Part of it is that I an interested in everything going on around me and my brain does not channel hop quickly enough to keep up with everything so everything blurs auditorily speaking.  

For this reason, I have to intently focus on the person I am conversing with, I do not take my lap top to meetings though I work at the epicenter of no one pays attention and works on their laptops all through meetings. If I have my laptop I miss key meeting elements. I do not like missing key elements.

And yes, I could probably use hearing aids to help with it all.  Though my hearing is not severly impaired, I do have the usual high freqency losses associated with my age.  When I was a young man,I had a hard time being in department stores because the high frequency theft alarms drove me nuckin futz and gave me splitting headaches.  It took time to dawn on me that as I got into my late 20s and early 30s that I no longer had that issue.

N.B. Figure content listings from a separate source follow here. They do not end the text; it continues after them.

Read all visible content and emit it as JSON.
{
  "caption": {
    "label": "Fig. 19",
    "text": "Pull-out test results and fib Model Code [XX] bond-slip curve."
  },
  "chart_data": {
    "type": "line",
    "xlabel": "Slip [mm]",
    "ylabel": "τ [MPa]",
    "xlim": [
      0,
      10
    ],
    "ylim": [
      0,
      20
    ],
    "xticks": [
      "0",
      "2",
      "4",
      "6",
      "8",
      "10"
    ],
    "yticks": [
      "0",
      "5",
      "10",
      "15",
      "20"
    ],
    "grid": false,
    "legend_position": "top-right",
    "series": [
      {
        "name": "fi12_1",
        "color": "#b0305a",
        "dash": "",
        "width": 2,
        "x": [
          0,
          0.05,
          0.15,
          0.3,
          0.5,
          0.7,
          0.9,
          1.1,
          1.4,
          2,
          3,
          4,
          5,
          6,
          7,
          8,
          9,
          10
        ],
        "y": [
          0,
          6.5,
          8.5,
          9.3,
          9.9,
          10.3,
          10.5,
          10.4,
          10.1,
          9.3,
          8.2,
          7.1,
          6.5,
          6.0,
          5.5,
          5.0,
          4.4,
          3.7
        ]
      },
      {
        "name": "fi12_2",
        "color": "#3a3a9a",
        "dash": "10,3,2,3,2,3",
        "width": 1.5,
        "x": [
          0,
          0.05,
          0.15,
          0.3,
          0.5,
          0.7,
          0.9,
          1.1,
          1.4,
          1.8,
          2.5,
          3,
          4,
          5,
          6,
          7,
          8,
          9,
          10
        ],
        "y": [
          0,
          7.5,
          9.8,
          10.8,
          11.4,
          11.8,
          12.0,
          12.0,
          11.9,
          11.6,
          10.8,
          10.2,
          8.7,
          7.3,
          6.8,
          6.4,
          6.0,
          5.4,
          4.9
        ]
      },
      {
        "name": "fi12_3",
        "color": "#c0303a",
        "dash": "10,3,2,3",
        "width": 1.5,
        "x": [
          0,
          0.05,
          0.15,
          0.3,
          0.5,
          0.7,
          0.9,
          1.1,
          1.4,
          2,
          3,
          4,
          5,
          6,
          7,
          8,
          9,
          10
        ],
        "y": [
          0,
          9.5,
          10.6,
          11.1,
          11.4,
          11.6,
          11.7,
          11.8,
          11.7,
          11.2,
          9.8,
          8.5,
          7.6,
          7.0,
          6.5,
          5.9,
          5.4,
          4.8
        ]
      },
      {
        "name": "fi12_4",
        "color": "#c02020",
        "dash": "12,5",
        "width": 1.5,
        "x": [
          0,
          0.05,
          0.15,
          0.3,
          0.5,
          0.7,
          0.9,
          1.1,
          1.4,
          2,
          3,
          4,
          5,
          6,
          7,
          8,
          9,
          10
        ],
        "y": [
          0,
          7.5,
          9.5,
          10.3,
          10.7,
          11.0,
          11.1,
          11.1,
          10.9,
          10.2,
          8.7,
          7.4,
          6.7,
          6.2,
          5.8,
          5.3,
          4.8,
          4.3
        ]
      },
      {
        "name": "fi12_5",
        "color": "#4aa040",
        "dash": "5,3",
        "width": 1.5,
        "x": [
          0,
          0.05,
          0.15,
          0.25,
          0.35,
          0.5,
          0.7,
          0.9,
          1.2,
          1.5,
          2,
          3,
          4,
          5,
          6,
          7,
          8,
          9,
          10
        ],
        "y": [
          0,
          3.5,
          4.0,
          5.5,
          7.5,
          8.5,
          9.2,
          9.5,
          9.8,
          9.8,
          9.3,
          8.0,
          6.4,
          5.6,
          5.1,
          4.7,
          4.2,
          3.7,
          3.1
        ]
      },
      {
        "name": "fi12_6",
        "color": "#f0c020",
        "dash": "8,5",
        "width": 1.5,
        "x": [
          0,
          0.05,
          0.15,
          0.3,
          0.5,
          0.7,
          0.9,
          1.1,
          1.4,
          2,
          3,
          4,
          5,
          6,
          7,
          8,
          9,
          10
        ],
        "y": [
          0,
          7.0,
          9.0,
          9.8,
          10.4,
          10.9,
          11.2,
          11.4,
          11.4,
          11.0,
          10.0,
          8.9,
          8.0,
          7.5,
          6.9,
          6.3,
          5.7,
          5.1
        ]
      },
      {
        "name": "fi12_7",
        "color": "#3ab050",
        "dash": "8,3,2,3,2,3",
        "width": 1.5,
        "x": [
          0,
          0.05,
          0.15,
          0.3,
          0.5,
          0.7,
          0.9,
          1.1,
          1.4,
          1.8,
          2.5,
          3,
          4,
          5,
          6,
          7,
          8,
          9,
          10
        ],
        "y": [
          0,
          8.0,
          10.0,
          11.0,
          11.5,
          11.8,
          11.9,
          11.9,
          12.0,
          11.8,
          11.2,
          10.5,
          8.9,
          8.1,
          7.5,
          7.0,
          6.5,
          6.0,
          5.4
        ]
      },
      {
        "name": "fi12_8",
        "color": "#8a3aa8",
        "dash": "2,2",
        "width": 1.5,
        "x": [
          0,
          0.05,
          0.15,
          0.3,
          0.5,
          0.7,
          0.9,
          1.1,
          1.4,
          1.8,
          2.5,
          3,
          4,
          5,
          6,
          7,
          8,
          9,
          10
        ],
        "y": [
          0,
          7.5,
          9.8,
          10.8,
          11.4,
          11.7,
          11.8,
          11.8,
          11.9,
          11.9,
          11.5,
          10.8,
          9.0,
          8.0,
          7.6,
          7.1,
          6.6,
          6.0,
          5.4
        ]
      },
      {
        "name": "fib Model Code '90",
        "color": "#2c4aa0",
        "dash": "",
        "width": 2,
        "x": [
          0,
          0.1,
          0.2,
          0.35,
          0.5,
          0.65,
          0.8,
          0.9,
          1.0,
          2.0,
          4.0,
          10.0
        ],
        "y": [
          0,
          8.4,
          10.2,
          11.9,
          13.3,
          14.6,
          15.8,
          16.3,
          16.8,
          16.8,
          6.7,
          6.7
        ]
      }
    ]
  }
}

When we last lived in the ME they would have hearing health public service announcements on TV that had an progressive frequency tone with an age progression number next to it.  When the age number ticked to my age, I could hear the tone. I could not hear the tone at the younger age frequency levels. That made an impression on me.

Have daddy get the kid's hearing tested.  If for no other result than to be able to call bullshit on his "I can't hear you" manipulative crap.  If it turns out he has a hearing deficit, then daddy can get him some help. 

Keep in mind that he is male and selective hearing is a real thing in the XY side of the human genome. It can be overcome by air horns, raised voices, or throwing objects at the person engaging in selective hearing.